Since the 2000s, permafrost has experienced a remarkable revival, and many are invested in preventing the deterioration of this Arctic ground. But while there is an increase in research on the impacts of permafrost degradation, we know very little about the inner workings of permafrost expertise. How do certain understandings of permafrost degradation become or fail to become politically relevant? The project 'Unruly Ground' will explore precisely that. It will dig into how scientists, state officials, engineers, and ordinary citizens?or permafrost practitioners?produce knowledge about permafrost in practice. That is, how they collect data about permafrost, how they monitor its state, how they resolve uncertainties and controversies that arise in the process, and finally, how they come to agree or disagree about shared concerns and commitments regarding that ground.
This project is a sociological study that combines historical and ethnographic approaches.

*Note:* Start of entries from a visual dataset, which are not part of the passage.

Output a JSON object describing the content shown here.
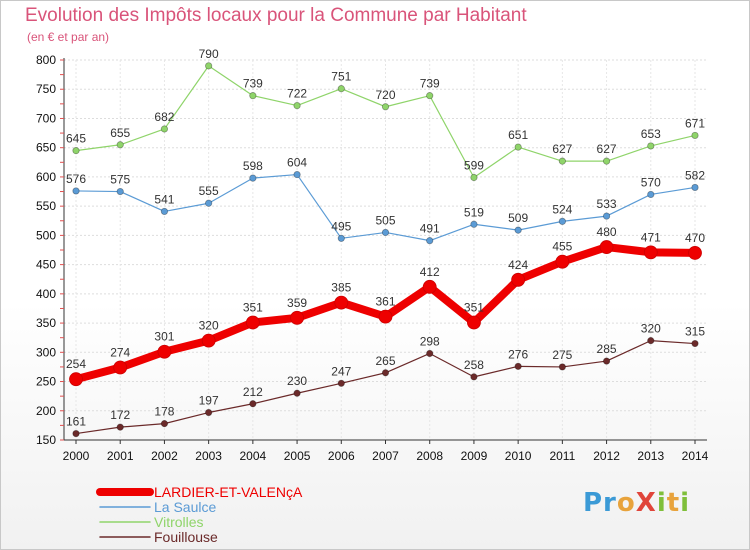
{
  "chart_data": {
    "type": "line",
    "title": "Evolution des Impôts locaux pour la Commune par Habitant",
    "subtitle": "(en € et par an)",
    "x": [
      "2000",
      "2001",
      "2002",
      "2003",
      "2004",
      "2005",
      "2006",
      "2007",
      "2008",
      "2009",
      "2010",
      "2011",
      "2012",
      "2013",
      "2014"
    ],
    "ylim": [
      150,
      800
    ],
    "yticks": [
      "150",
      "200",
      "250",
      "300",
      "350",
      "400",
      "450",
      "500",
      "550",
      "600",
      "650",
      "700",
      "750",
      "800"
    ],
    "grid": true,
    "legend_position": "bottom-left",
    "series": [
      {
        "name": "Vitrolles",
        "color": "#8fd46a",
        "values": [
          645,
          655,
          682,
          790,
          739,
          722,
          751,
          720,
          739,
          599,
          651,
          627,
          627,
          653,
          671
        ]
      },
      {
        "name": "La Saulce",
        "color": "#5b9bd5",
        "values": [
          576,
          575,
          541,
          555,
          598,
          604,
          495,
          505,
          491,
          519,
          509,
          524,
          533,
          570,
          582
        ]
      },
      {
        "name": "LARDIER-ET-VALENçA",
        "color": "#ee0000",
        "values": [
          254,
          274,
          301,
          320,
          351,
          359,
          385,
          361,
          412,
          351,
          424,
          455,
          480,
          471,
          470
        ]
      },
      {
        "name": "Fouillouse",
        "color": "#6b2a2a",
        "values": [
          161,
          172,
          178,
          197,
          212,
          230,
          247,
          265,
          298,
          258,
          276,
          275,
          285,
          320,
          315
        ]
      }
    ],
    "legend_order": [
      "LARDIER-ET-VALENçA",
      "La Saulce",
      "Vitrolles",
      "Fouillouse"
    ]
  },
  "logo": {
    "text": "ProXiti"
  }
}
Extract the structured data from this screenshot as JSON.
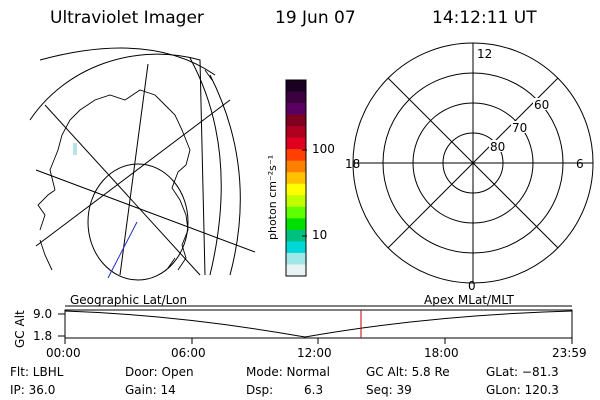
{
  "header": {
    "instrument": "Ultraviolet Imager",
    "date": "19 Jun 07",
    "time": "14:12:11 UT"
  },
  "colorbar": {
    "unit_label": "photon cm⁻²s⁻¹",
    "ticks": [
      "100",
      "10"
    ],
    "colors": [
      "#1a0020",
      "#3a0040",
      "#5a0060",
      "#800020",
      "#b00020",
      "#e00020",
      "#ff4000",
      "#ff8000",
      "#ffc000",
      "#ffff00",
      "#c0ff00",
      "#60ff00",
      "#00e000",
      "#00c080",
      "#00d8d8",
      "#a0e8e8",
      "#e8f4f4"
    ]
  },
  "left_map": {
    "caption": "Geographic Lat/Lon"
  },
  "right_map": {
    "caption": "Apex MLat/MLT",
    "mlt_labels": {
      "top": "12",
      "left": "18",
      "right": "6",
      "bottom": "0"
    },
    "mlat_labels": [
      "60",
      "70",
      "80"
    ]
  },
  "timeline": {
    "axis_label": "GC Alt",
    "y_ticks": [
      "9.0",
      "1.8"
    ],
    "x_ticks": [
      "00:00",
      "06:00",
      "12:00",
      "18:00",
      "23:59"
    ],
    "current_marker_color": "#c00000"
  },
  "status": {
    "filter": "Flt: LBHL",
    "ip": "IP: 36.0",
    "door": "Door: Open",
    "gain": "Gain: 14",
    "mode": "Mode: Normal",
    "dsp_label": "Dsp:",
    "dsp_value": "6.3",
    "gc_alt": "GC Alt: 5.8 Re",
    "seq": "Seq: 39",
    "glat": "GLat: −81.3",
    "glon": "GLon: 120.3"
  }
}
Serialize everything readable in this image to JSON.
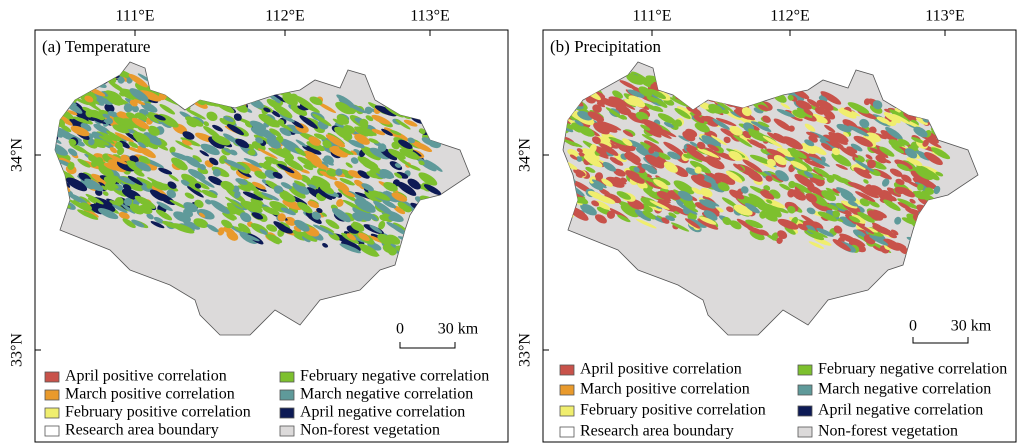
{
  "panels": [
    {
      "title": "(a) Temperature",
      "x_labels": [
        "111°E",
        "112°E",
        "113°E"
      ],
      "y_labels": [
        "34°N",
        "33°N"
      ],
      "scale": {
        "zero": "0",
        "length": "30 km"
      },
      "legend": [
        {
          "label": "April positive correlation",
          "color": "#c8524a"
        },
        {
          "label": "March positive correlation",
          "color": "#e99a2c"
        },
        {
          "label": "February positive correlation",
          "color": "#f0ee6e"
        },
        {
          "label": "Research area boundary",
          "color": "#ffffff"
        },
        {
          "label": "February negative correlation",
          "color": "#7dc02e"
        },
        {
          "label": "March negative correlation",
          "color": "#5f9a9a"
        },
        {
          "label": "April negative correlation",
          "color": "#0d1a55"
        },
        {
          "label": "Non-forest vegetation",
          "color": "#dcdada"
        }
      ]
    },
    {
      "title": "(b) Precipitation",
      "x_labels": [
        "111°E",
        "112°E",
        "113°E"
      ],
      "y_labels": [
        "34°N",
        "33°N"
      ],
      "scale": {
        "zero": "0",
        "length": "30 km"
      },
      "legend": [
        {
          "label": "April positive correlation",
          "color": "#c8524a"
        },
        {
          "label": "March positive correlation",
          "color": "#e99a2c"
        },
        {
          "label": "February positive correlation",
          "color": "#f0ee6e"
        },
        {
          "label": "Research area boundary",
          "color": "#ffffff"
        },
        {
          "label": "February negative correlation",
          "color": "#7dc02e"
        },
        {
          "label": "March negative correlation",
          "color": "#5f9a9a"
        },
        {
          "label": "April negative correlation",
          "color": "#0d1a55"
        },
        {
          "label": "Non-forest vegetation",
          "color": "#dcdada"
        }
      ]
    }
  ]
}
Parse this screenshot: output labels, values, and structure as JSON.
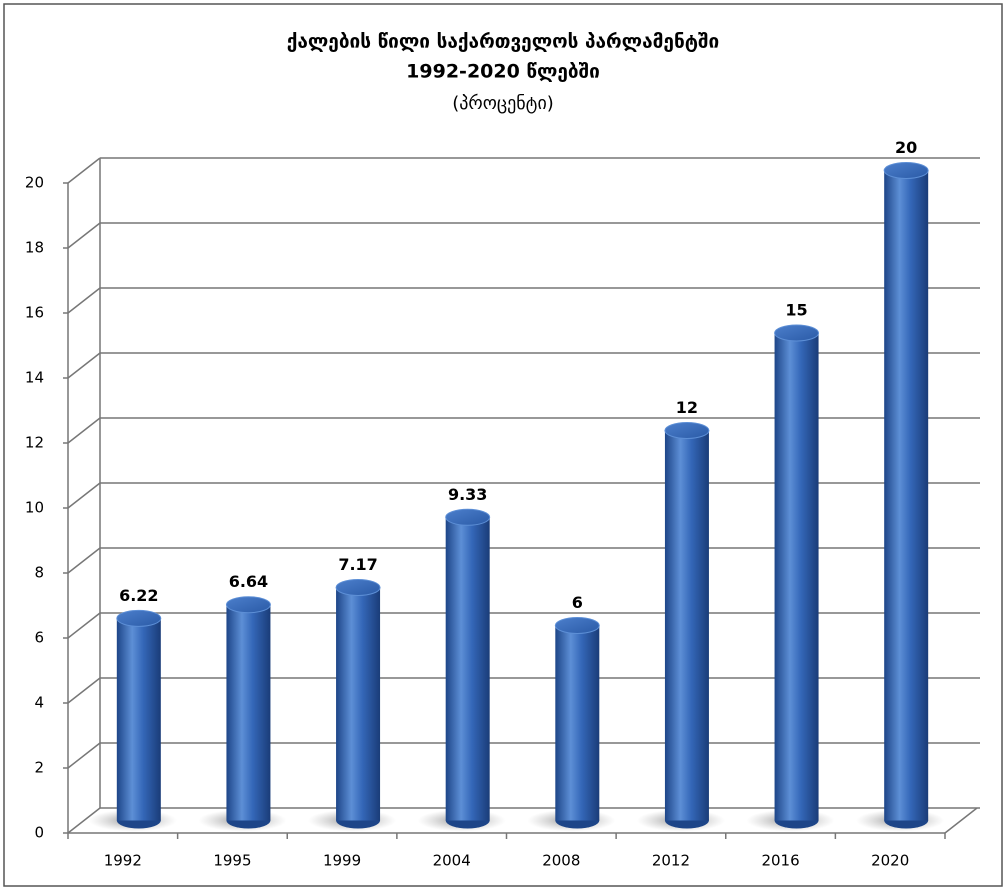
{
  "chart_data": {
    "type": "bar",
    "title": "ქალების წილი საქართველოს პარლამენტში",
    "subtitle": "1992-2020 წლებში",
    "unit_note": "(პროცენტი)",
    "categories": [
      "1992",
      "1995",
      "1999",
      "2004",
      "2008",
      "2012",
      "2016",
      "2020"
    ],
    "values": [
      6.22,
      6.64,
      7.17,
      9.33,
      6,
      12,
      15,
      20
    ],
    "color": "#2f64b4",
    "ylim": [
      0,
      20
    ],
    "yticks": [
      0,
      2,
      4,
      6,
      8,
      10,
      12,
      14,
      16,
      18,
      20
    ],
    "grid": true
  }
}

The ethnographic approach will elicit mundane and often 'black-boxed' practices that constitute knowledge-making. I will follow permafrost scientists, state officials, and citizens across labs, monitoring sites, and discussion rooms, and attend to their negotiations over the meanings of degradation, conservation, and the future of living with(out) permafrost. Archival research, in turn, will reveal how the role of permafrost expertise has been changing across various socio-political contexts. It will demonstrate different historical attempts at making permafrost expertise into a salient social and political force. Together, these approaches will show how permafrost came to be a matter of (planetary) care for scientists and citizens alike.
Contributing to such disciplines as environmental sociology and science and technology studies, this project will challenge existing social scientific ideas about (Arctic) soils by recognising them as more than invisible backgrounds for human life or hazards.